Quantum computing is anticipated to support many new and enhanced capabilities including:
- Ultra-secure Data and Communications: Data is encrypted and also follow multiple paths through a phenomenon known as quantum teleportation
- Super-dense Data and Communications: Significantly denser encoding will allow substantially more information to be sent from point A to point B
While there is great promise for quantum computing, it remains in the research and development (R&D) stage as companies, universities, and research organizations see to solve some of the practical problems for commercialization such as how to keep a qubit stable.
The stability problem is due to molecules always being in motion, even if that motion is merely a small vibration. When qubits are disturbed, a conditioned referred to as decoherence occurs, rendering computing results unpredictable or even useless.
One of the potential solutions is to use super-cooling methods such as cryogenics. Some say there is a need to reach absolute zero (the temperature at which all molecular motion ceases), but that is a theoretical temperature that is practically impossible to reach and even more difficult to maintain. If possible, it would require enormous amounts of energy.

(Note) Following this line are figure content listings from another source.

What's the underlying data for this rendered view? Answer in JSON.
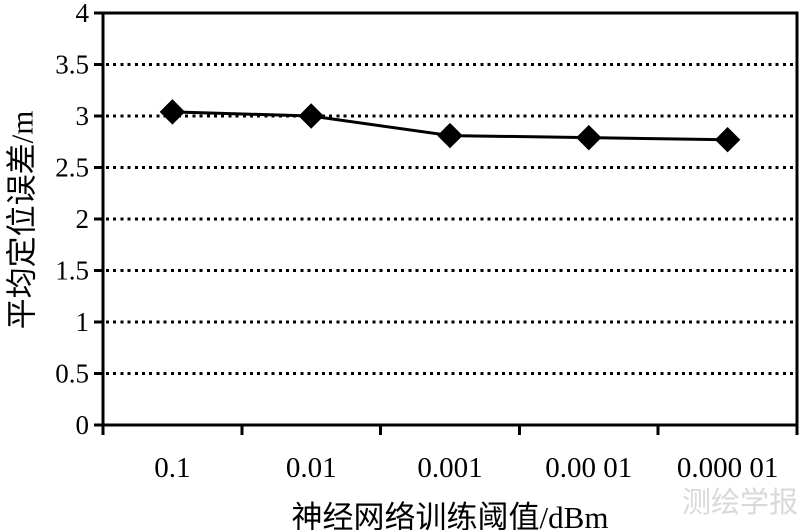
{
  "figure": {
    "background": "#ffffff",
    "ink_color": "#000000",
    "watermark": "测绘学报",
    "watermark_color": "#d9d9d9"
  },
  "chart_data": {
    "type": "line",
    "title": "",
    "xlabel": "神经网络训练阈值/dBm",
    "ylabel": "平均定位误差/m",
    "categories": [
      "0.1",
      "0.01",
      "0.001",
      "0.00 01",
      "0.000 01"
    ],
    "values": [
      3.04,
      3.0,
      2.81,
      2.79,
      2.77
    ],
    "ylim": [
      0,
      4
    ],
    "ytick_step": 0.5,
    "ytick_labels": [
      "0",
      "0.5",
      "1",
      "1.5",
      "2",
      "2.5",
      "3",
      "3.5",
      "4"
    ],
    "grid": "horizontal-dotted",
    "marker": "diamond",
    "legend": "none",
    "line_color": "#000000",
    "marker_color": "#000000"
  }
}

Leading companies focused on quantum computing include Microsoft, Intel, Rigetti Computing, D-Wave Systems, and a few other notable organizations
There are some room temperature quantum computers in R&D using photonic qubits, but nothing is yet scalable. Some experts say that if the qubit energy level is high enough, cryogenic type cooling is not a requirement. Alternatives include ion trap quantum computing and other methods to achieve very cold super-cooled small scale demonstrate level computing platforms.
Additional issues arise with quantum computing due to quantum effects at the atomic level, such as interference between electrons. The implications are that Moore’s law breaks down, which means one cannot simply assume computational innovation will grow at the same pace with quantum computers.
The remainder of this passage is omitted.